私もマンションに住んでいるのだが、大阪地裁で民泊トラブルをめぐる裁判にて注目すべき判断が示され、「マンション区分オーナー」 VS 「管理組合」で所有者に対して賠償命令が下されたというのだ。民泊が法的に許されている大阪の分譲マンションで、管理規約に反して「民泊」を営んだとしてマンション管理組合が5部屋の所有者らに対し、営業差し止めと計3267万円の損害賠償を求める訴えを大阪地裁に起こしたというのだ。外国人観光客が急増する都市部では大阪市の認定や旅館業法の許可を得ない違法民泊が横行しており、弁護団は「今後、他の地域でも住民トラブルになる可能性がある」と話しているが、提訴したのは大阪市中央区島之内の15階建てで約100戸の分譲マンションの管理組合だという。
訴状などによるとこの5部屋は日本人や中国人が所有し、主にアジアからの観光客向けに民泊を営業しており、大手仲介サイトに登録している物件もあるという。約3年前からスーツケースを引き宿泊に訪れる外国人が目立ち始め、禁煙となっているマンションの入り口やエレベーターでたばこを吸うだけでなく、廊下にごみを捨てるし夜中に酒を飲んで大声を出すなどと、住民から苦情が殺到しているというのだ。「民泊」というのは民家やマンションに有料で観光客を宿泊させるビジネスで、ネット等を通じて低価格で泊まれる仕組みが人気で、ここ数年で世界的に普及しているが、国内で認められているのは「国家戦略特区」として規制緩和された大阪府や東京都大田区などの地域内と旅館業法で「簡易宿所」の許可を得た施設のみなのだ。
今年の6月に「民泊新法」と言われる住宅宿泊事業法が成立し全国で解禁され、都道府県に届け出れば年間180泊を上限に営めるようになるが、事業者には宿泊者名簿の作成や衛生管理などが義務付けられている。提訴した管理組合の訴状などによるとマンションは一戸建てと違い多くの住人が出入りするためセキュリティ面に限界があり、この民泊が問題となったマンションでは民泊を扱う会社の担当者が、入居者以外には秘密であるはずのオートロックの解錠番号を宿泊客がいる前で入力し出入りさせていた事例があり、これは迷惑行為では済まない事でセキュリティの隙を狙った犯罪の温床となる可能性もあるというのだ。また1室において毎回同じ部屋を予約していた客が浴室に拳銃を隠していた事件があったというのだ。

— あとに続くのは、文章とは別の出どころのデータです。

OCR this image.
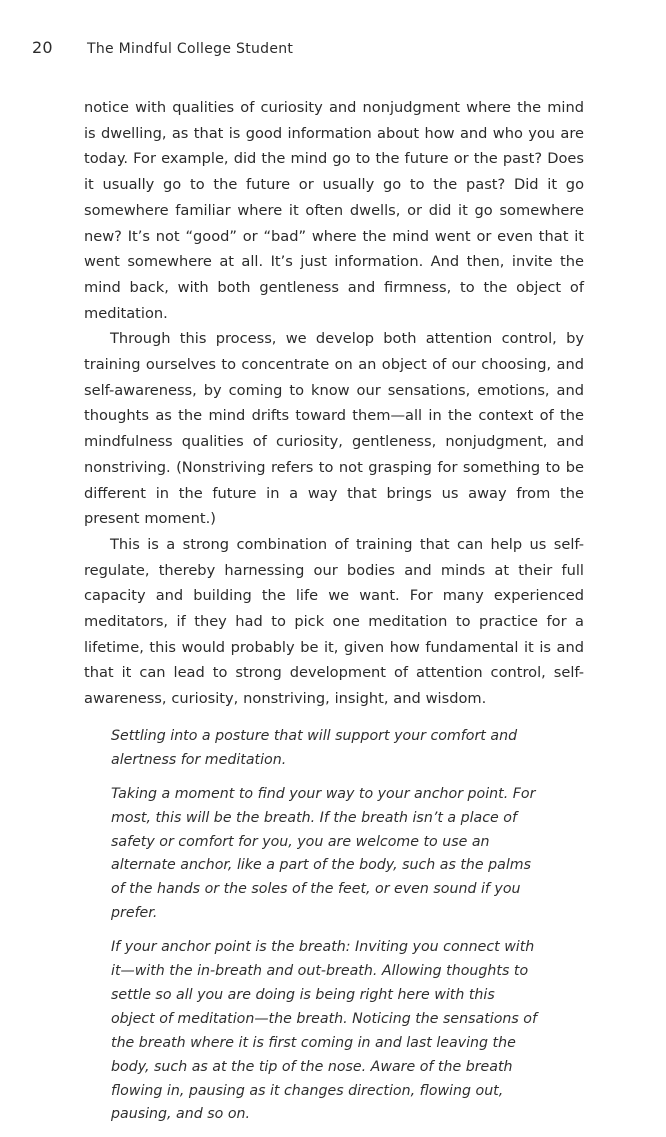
20 The Mindful College Student

notice with qualities of curiosity and nonjudgment where the mind is dwelling, as that is good information about how and who you are today. For example, did the mind go to the future or the past? Does it usually go to the future or usually go to the past? Did it go somewhere familiar where it often dwells, or did it go somewhere new? It’s not “good” or “bad” where the mind went or even that it went somewhere at all. It’s just information. And then, invite the mind back, with both gentleness and firmness, to the object of meditation.

Through this process, we develop both attention control, by training ourselves to concentrate on an object of our choosing, and self-awareness, by coming to know our sensations, emotions, and thoughts as the mind drifts toward them—all in the context of the mindfulness qualities of curiosity, gentleness, nonjudgment, and nonstriving. (Nonstriving refers to not grasping for something to be different in the future in a way that brings us away from the present moment.)

This is a strong combination of training that can help us self-regulate, thereby harnessing our bodies and minds at their full capacity and building the life we want. For many experienced meditators, if they had to pick one meditation to practice for a lifetime, this would probably be it, given how fundamental it is and that it can lead to strong development of attention control, self-awareness, curiosity, nonstriving, insight, and wisdom.

Settling into a posture that will support your comfort and alertness for meditation.

Taking a moment to find your way to your anchor point. For most, this will be the breath. If the breath isn’t a place of safety or comfort for you, you are welcome to use an alternate anchor, like a part of the body, such as the palms of the hands or the soles of the feet, or even sound if you prefer.

If your anchor point is the breath: Inviting you connect with it—with the in-breath and out-breath. Allowing thoughts to settle so all you are doing is being right here with this object of meditation—the breath. Noticing the sensations of the breath where it is first coming in and last leaving the body, such as at the tip of the nose. Aware of the breath flowing in, pausing as it changes direction, flowing out, pausing, and so on.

マンションにおける民泊のトラブルでは、住戸に常備されているキー BOX を解錠し振り込め詐欺の受渡し場所に使われたというケースも報告されており、これらの事例から懸念されるのは民泊で貸し出した部屋が犯罪集団の拠点に利用される危険性だとされている。性風俗業の場に供されたり違法薬物の密売組織の潜伏先として使われたりする可能性もあり、さらにテロ集団の拠点にされたりする危険性もあって、都市部では警察の捜査の対象が検討されたところもあるというのだ。このマンションの管理組合は昨年の規約改正で民泊営業を禁止し、1日5万円の違約金を定めていたが、マンション内の住民や自治会などから民泊に関する行政への苦情や問い合わせの件数は増加しているというのだ。
マンションであれば管理組合の許可を取って部屋を貸し出すというケースも最近では行われていますが、それでも共用部分の利用や夜間のマナー違反などのトラブルが後を絶たないと言われているそうなのだが、弁護団によると道頓堀などに近くて観光に便利な島之内地区は民泊が急増しており、民泊営業を目的に不動産を購入する外国人も多いというのだ。大阪市内では市条例により認定を受ければ民泊を営業できるが、マンションの管理規約に違反しないことが要件とされてはいるが、保健所等の立ち入り調査で違反が発覚し物件オーナーが貸し出しを中止するなどのケースが頻繁に発生していることから、大阪市の担当者は「厳しく指導したい」と話しているそうなのだ。